While the North American share of the developer work force will shrink, the Asia-Pacific (APAC) share will grow to close to 45 percent from 37 percent today. The share of developers from Europe, the Middle East and Africa (EMEA) will slip to 30 percent from 35 percent and the share from Latin America will remain flat at 6 percent.

The growth rate for the developer population in APAC over the next three to five years is expected to be 15 percent, 8 percent to 10 percent in EMEA, but only 3 percent to 4 percent in North America.

Although the numbers further document the trend of software development work shifting away from countries such as the U.S., there are still elements of software development that are strongest in the U.S., said John Andrews, president and chief operating officer of Evans Data.

For instance, use of the Ajax (asynchronous JavaScript XML) programming language for Web site application development is greater in the U.S. than abroad, Andrews said. Although there are more Ajax developers in China and other countries in APAC, developers in the U.S. actually take greater advantage of Ajax than those in APAC.

"There is a much more sophisticated developer in the U.S. versus the sophistication of the developers in those emerging countries, simply because of experience," he said. "Ajax is a deep development tool, you can either go shallow or you can go deep. The tendency in North America is to go deeper and leverage its full capabilities."
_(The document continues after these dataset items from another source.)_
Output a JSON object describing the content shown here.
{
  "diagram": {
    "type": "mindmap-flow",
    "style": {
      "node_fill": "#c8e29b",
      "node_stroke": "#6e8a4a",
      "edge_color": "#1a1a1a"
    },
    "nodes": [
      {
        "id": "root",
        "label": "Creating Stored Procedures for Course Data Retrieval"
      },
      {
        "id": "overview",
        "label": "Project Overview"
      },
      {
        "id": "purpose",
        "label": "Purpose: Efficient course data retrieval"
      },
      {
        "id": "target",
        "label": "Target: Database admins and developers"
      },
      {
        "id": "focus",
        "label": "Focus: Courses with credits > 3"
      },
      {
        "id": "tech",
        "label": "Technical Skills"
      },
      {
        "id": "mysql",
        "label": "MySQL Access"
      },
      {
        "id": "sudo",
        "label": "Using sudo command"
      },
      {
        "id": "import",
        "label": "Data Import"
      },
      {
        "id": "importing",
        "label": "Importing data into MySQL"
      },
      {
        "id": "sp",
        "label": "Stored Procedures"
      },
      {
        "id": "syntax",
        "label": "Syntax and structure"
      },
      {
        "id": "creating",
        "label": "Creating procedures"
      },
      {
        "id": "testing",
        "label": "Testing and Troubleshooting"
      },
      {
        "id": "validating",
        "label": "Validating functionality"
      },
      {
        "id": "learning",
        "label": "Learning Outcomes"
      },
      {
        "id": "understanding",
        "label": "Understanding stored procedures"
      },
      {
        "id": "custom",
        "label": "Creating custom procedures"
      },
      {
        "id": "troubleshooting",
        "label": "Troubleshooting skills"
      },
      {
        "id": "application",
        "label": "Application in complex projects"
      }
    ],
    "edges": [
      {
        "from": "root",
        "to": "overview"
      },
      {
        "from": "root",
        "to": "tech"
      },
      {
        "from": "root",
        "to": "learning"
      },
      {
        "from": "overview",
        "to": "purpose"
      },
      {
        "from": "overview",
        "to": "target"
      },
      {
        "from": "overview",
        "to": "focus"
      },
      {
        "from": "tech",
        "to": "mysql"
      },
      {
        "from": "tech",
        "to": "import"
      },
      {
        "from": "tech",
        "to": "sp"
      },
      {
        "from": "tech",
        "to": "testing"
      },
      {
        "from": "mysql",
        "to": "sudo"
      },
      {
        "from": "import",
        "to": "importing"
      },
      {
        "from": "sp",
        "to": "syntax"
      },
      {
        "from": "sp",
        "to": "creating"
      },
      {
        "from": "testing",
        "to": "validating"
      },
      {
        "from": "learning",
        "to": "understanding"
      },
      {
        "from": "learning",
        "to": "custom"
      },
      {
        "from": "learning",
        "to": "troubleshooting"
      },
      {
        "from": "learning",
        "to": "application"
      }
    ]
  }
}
IBM Corp. is urging the academic community to promote software development as a field of study and a career, said Kathy Mandelstein, director of worldwide developer marketing and developer relations.

Faculty in computer science departments are reporting a decline in enrollment in the last two years, Mandelstein said. IBM tells faculty that higher-skilled and higher-paying jobs for software architects are growing in the U.S. even though companies then shift code development and testing to other regions.

Most of the traffic to the Web site Krugle.com, a search engine for software code developers, still comes from the U.S., said Laura Merling, vice president of business development for Krugle Inc. But close behind is traffic from India, Germany and Russia.

Still, fundamental software development creating new applications is still done mostly in the U.S.

"A lot of the ideas come from here and a lot of people internationally come to the U.S.," Merling said. "All the commercial application product vendors are still primarily in the U.S."

Robert Mullins is U.S. correspondent for the IDG News Service.